Panpruang Pitirat, Eksombatchai Dararat, Boonsarngsuk Viboon
Division of Pulmonary and Pulmonary Critical Care Medicine, Department of Medicine, Faculty of Medicine, Ramathibodi Hospital Mahidol University Bangkok Thailand.
Division of Pulmonary and Pulmonary Critical Care Medicine, Department of Medicine, Faculty of Medicine Srinakharinwirot University Ongkharak Thailand.
Respirol Case Rep. 2024 Apr 30;12(5):e01348. doi: 10.1002/rcr2.1348. eCollection 2024 May.
Tracheobronchomalacia (TBM) occurs due to the weakening of cartilaginous part of the trachea, resulting in compromised airway function and leading to symptoms such as dyspnea, cough, and inability to clear secretions. Bronchiolitis obliterans syndrome (BOS) is the most prevalent late noninfectious pulmonary complication in patients who underwent allogeneic haematopoietic stem cell transplantation (HSCT). Therefore, patients experiencing progressive dyspnea and chronic cough after allogenic HSCT, with new obstructive pattern on pulmonary function test, are typically diagnosed with post-transplant BOS. However, it is important to note that TBM can also manifest as an obstructive defect pattern on pulmonary function test. Tracheomalacia has been reported as a rare complication of allogenic stem cell transplantation. We present two patients who developed TBM following allogeneic HSCT and were initially treated for post-transplant BOS but did not experience symptom improvement.

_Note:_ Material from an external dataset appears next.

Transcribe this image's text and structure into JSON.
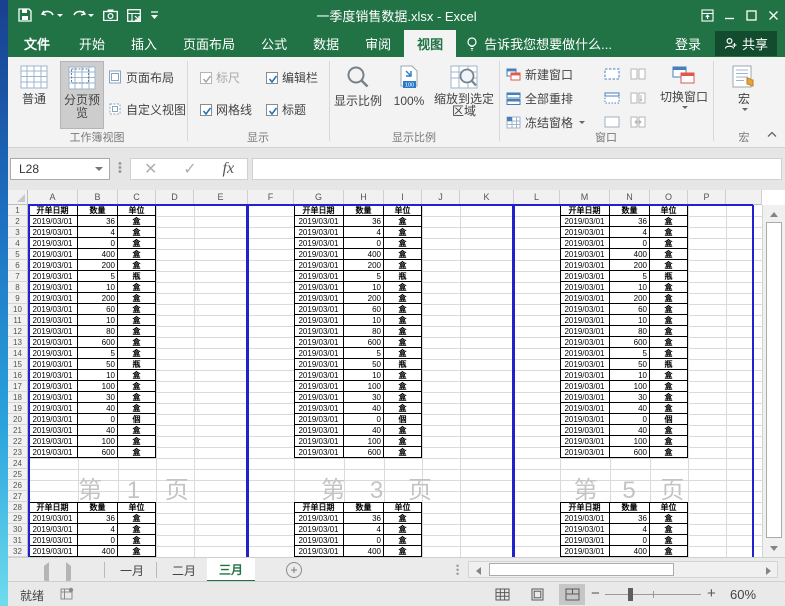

However, after treatment with continuous positive airway pressure, their symptom subsided.
气管支气管软化症(TBM)是由于气管软骨部分减弱而发生的,导致气道功能受损,并引发诸如呼吸困难、咳嗽和无法清除分泌物等症状。闭塞性细支气管炎综合征(BOS)是接受异基因造血干细胞移植(HSCT)患者中最常见的晚期非感染性肺部并发症。因此,在异基因HSCT后出现进行性呼吸困难和慢性咳嗽,且肺功能测试出现新的阻塞模式的患者,通常被诊断为移植后BOS。然而,需要注意的是,TBM在肺功能测试中也可表现为阻塞性缺陷模式。气管软化症已被报道为异基因干细胞移植的一种罕见并发症。我们报告了两名在异基因HSCT后发生TBM的患者,他们最初接受了移植后BOS的治疗,但症状并未改善。然而,在接受持续气道正压通气治疗后,他们的症状得到了缓解。